Ufff dla odmiany położyłam tego większego smerfa a córka zajęła się chrupkiem...jedyne co uwielbia;-) ale nie wiem ile z tego zjada bo większość ma na ciuchach;-)
Badka gratulacje dla synka za postępy. Teraz zobaczysz jak o jest hihi np. dopiero co obierałam ziemniaki a córa mi wisiała na spodniach i szarpała za nogawkę;-) no i jak Wnika będziesz biegła na siku i nie zdążysz a już będziesz miała towarzystwo w drzwiach łazienki...wszystko znajome obrazki. No i czas na zabezpieczenia. U nas juz wszystko jest zaklajstrowane po synku...szuflady, szafki, kanty, kontakty, drzwi.
Wnika widzę że z Ciebie bardzo obrotna kobita, na pewno gościom gały wyjdą
Lawina niestety ceny zabiegów na pewno zależa od salonu, najpierw poszukaj gdzie robią profesjonalną regenrację (bo na pewno nie wszędzie) i wtedy popytaj.
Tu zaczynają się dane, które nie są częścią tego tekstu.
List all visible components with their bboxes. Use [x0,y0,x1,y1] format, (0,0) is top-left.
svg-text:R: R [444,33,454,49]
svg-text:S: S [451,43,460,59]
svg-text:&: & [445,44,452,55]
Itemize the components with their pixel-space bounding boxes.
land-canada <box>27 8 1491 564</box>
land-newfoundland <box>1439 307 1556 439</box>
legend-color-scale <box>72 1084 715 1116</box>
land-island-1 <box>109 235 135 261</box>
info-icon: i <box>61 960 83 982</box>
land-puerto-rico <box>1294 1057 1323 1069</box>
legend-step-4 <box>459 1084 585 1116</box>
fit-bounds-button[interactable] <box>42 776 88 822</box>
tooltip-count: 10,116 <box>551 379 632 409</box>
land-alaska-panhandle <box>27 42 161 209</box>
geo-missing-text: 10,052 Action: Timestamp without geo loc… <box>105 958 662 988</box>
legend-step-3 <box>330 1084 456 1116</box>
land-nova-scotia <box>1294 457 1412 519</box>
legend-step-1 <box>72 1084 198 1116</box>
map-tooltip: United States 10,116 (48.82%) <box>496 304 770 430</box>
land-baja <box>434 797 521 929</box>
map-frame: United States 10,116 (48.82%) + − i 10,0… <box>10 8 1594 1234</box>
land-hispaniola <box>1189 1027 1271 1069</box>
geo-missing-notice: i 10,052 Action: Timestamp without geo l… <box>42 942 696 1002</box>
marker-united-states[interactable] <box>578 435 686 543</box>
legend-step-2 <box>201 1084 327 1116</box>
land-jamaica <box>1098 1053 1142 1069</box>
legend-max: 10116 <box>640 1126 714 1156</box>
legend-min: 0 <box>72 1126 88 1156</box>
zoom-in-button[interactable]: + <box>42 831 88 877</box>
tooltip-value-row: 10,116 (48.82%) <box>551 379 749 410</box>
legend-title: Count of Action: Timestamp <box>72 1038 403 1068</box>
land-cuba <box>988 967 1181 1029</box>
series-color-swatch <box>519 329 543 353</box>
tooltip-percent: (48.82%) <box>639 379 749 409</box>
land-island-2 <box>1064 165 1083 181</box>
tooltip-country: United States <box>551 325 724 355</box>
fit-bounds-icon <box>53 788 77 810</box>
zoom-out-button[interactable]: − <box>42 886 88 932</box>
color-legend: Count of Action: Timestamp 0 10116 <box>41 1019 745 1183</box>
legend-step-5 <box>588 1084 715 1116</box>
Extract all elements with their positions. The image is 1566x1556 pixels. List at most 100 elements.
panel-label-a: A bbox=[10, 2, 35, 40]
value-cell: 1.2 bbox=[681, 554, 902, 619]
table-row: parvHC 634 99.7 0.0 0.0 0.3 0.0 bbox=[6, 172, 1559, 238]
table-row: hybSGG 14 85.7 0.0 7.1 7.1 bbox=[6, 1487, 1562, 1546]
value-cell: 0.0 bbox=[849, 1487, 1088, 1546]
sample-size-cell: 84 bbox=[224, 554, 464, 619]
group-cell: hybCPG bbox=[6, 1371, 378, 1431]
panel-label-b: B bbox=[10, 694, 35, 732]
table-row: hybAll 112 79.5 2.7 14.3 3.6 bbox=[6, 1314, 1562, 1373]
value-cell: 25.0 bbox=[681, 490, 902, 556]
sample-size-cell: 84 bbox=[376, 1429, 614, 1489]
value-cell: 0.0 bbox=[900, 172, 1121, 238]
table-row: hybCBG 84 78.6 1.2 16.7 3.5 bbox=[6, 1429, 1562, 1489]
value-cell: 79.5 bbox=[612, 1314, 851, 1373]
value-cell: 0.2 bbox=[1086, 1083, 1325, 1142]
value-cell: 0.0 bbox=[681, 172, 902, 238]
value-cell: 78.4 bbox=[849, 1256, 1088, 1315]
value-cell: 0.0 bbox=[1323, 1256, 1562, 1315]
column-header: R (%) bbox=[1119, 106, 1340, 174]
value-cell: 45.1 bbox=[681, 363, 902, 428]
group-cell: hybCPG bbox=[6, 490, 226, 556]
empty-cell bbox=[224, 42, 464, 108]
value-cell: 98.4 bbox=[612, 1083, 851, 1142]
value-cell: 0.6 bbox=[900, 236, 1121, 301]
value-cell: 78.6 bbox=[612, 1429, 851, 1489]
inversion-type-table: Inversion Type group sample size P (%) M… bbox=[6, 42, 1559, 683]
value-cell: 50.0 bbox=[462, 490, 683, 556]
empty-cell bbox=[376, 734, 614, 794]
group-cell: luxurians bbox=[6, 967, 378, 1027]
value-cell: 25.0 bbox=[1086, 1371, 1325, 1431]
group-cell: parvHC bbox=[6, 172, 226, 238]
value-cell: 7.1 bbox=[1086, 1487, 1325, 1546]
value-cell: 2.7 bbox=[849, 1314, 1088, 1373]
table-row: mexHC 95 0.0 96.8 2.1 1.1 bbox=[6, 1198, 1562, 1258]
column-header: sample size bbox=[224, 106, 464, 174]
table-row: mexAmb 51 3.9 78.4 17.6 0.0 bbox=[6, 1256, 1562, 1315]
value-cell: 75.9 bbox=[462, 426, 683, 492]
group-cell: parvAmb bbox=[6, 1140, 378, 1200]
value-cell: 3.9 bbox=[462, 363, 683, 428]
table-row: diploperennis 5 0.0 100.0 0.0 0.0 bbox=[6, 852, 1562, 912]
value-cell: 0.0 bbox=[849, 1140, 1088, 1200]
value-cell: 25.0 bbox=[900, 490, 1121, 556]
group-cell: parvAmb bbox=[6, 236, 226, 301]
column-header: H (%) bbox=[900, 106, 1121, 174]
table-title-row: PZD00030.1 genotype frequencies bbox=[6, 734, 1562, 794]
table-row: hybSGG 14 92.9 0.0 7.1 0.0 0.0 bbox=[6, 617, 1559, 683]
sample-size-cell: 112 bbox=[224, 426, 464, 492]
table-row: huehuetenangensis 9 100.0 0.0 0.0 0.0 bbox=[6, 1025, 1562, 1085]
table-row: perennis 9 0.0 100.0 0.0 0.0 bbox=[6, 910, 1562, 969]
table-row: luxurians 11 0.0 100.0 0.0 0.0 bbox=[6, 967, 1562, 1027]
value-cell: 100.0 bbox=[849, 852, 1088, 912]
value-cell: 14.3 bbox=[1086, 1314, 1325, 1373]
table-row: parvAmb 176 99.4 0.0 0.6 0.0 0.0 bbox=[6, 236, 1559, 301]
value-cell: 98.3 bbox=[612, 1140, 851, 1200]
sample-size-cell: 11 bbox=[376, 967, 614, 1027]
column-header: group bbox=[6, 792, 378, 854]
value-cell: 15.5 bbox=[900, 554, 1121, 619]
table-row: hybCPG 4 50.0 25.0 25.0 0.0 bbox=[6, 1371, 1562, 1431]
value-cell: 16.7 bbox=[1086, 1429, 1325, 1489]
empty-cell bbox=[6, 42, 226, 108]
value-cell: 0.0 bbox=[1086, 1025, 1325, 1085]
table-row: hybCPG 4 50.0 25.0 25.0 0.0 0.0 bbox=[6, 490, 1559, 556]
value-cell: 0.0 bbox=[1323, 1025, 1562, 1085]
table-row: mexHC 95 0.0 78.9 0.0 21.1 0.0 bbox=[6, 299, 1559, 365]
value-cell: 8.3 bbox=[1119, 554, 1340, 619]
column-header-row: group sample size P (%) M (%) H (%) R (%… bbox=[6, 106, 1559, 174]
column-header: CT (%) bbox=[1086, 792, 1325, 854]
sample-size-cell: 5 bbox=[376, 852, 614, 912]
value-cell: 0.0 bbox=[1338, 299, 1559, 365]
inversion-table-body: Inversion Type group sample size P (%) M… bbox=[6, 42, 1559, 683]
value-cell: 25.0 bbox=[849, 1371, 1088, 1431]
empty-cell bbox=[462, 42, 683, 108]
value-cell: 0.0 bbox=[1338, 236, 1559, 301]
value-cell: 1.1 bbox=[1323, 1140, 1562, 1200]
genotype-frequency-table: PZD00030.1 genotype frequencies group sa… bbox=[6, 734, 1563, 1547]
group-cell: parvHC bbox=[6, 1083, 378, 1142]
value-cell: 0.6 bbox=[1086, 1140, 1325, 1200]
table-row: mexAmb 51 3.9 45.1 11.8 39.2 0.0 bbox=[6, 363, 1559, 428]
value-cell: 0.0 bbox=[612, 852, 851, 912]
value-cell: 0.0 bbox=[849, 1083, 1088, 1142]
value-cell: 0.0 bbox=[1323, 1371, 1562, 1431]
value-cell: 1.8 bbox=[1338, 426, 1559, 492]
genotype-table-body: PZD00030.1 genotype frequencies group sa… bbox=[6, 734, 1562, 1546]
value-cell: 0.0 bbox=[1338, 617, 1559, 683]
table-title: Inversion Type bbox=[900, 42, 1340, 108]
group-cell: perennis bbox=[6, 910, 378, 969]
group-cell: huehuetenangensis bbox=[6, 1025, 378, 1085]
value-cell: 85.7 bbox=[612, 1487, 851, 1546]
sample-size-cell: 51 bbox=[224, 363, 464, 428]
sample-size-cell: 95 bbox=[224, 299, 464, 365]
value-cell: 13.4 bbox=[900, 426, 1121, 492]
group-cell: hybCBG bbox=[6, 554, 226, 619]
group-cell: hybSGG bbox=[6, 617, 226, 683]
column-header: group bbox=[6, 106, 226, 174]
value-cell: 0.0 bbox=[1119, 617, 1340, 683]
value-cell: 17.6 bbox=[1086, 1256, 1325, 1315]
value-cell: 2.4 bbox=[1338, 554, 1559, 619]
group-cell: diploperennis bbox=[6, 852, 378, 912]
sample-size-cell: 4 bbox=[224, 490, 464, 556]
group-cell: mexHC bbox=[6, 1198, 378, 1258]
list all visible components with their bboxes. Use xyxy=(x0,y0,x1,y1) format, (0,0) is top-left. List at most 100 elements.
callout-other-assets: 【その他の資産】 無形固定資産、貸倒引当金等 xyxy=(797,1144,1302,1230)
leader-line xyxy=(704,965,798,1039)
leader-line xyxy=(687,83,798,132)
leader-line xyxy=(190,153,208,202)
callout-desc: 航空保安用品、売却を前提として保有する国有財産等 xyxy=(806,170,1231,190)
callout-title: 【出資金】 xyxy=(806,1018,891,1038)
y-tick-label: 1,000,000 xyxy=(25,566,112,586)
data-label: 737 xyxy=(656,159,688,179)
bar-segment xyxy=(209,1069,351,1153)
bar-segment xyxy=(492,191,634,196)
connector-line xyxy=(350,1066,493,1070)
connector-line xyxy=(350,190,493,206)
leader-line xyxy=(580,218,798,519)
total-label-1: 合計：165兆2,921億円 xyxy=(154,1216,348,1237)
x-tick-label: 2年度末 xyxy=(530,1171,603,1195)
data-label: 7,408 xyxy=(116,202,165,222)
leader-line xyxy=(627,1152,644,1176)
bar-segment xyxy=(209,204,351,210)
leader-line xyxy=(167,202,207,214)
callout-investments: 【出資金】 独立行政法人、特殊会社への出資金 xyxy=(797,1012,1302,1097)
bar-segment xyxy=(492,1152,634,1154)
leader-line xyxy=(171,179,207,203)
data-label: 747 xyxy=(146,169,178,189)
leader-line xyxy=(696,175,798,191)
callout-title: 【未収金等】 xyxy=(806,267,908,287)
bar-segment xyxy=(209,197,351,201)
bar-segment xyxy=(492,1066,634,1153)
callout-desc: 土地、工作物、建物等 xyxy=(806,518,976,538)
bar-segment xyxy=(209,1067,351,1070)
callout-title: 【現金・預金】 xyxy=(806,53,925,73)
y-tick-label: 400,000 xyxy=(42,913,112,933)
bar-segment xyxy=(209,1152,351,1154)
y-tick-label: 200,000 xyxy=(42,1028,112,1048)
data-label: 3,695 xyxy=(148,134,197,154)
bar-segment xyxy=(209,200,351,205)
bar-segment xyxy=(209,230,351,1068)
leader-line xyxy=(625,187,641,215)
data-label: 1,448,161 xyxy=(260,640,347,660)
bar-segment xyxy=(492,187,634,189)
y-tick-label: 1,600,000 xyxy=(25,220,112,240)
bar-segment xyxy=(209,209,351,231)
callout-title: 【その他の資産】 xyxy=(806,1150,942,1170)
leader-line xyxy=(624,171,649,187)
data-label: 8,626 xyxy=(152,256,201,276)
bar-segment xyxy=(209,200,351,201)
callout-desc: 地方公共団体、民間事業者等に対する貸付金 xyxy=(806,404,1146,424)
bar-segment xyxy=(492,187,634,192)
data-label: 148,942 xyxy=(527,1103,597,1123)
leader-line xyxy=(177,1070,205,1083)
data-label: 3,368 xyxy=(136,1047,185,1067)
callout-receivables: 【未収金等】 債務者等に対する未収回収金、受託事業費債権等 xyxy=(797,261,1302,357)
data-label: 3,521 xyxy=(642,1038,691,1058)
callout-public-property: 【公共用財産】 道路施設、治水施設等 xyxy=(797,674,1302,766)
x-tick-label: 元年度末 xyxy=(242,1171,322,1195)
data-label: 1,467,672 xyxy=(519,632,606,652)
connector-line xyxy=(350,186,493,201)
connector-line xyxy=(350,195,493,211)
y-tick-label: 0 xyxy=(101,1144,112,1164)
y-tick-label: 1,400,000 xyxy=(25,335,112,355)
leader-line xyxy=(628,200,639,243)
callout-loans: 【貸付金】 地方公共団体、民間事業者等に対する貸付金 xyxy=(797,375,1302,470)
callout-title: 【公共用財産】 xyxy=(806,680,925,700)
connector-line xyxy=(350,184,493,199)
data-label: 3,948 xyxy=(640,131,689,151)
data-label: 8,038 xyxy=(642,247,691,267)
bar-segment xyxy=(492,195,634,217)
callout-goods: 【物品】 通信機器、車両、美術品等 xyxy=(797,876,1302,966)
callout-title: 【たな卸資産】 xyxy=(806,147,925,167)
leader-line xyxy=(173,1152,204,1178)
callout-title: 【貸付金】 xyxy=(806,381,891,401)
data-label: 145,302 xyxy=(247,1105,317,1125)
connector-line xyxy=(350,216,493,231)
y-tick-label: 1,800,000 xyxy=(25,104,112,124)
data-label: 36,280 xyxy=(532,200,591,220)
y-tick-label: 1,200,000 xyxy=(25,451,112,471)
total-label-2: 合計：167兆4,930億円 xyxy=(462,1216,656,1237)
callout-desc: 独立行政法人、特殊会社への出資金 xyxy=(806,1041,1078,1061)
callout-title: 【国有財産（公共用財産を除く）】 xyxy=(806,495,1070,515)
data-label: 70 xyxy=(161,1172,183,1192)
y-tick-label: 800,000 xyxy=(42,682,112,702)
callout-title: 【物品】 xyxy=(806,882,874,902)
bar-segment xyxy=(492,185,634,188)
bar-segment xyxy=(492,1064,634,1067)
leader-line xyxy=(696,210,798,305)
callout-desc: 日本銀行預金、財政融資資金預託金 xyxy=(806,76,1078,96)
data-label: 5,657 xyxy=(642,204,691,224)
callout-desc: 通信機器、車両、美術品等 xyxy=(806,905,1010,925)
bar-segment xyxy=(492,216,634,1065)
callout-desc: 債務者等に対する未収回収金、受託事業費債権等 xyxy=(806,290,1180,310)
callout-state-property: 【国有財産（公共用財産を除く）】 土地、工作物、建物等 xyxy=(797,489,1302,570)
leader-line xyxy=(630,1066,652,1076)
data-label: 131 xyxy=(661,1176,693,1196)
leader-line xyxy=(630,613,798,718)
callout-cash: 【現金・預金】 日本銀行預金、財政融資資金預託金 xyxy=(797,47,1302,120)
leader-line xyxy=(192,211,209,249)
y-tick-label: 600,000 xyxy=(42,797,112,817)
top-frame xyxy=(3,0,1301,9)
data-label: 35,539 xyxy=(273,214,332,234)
No dla mnie to był drogi interes
No i robiłam to ze 3 razy. Może 2? Już nie pamiętam. Efekt u mnie utrzymywał się chyba z 1,5 m-ca, ale myślę że to pomogło przejśc na ciemny kolor.
No a kupki są żółte, czasme takie musztardowe, albo lekko zielonkawe.
A z odstawianiem to wiem że skoro po dobroci nie dało rady do tej pory to będę musiała pójść na ostro
Naczytałam się odstawianie na siłe trwa od 1-3 dni. U nas jak już zdążyłam poznac córkę pewnie będą to 3 dni. Synek z m dziś jadą na dwa dni do dziadków, przy okazji m załatwi parę urzędowych spraw a ja zostaję sama na polu bitwy...Laski żeby mnie tylko nie zamknęli w więzieniu albo wariatkowie...Pewnie wyjdę z siebie albo z domu i zostawię tę szantażystkę;-) Wiecie jaka ona jest energiczna? Nie ma że brat jej zabierze zabawkę, drze się i nie daje!
A z tym sadzaniem na nocniki to naprawdę dzielne jesteście... mi to ani w głowie. No i masz rację Lawina Zaklinaczka pisze że właśnie po 20stu minutach od picia dziecko sika.
aaaa!! własnie się doigrałam-ta moja aparatka stanęla na wykrzywionych nogach!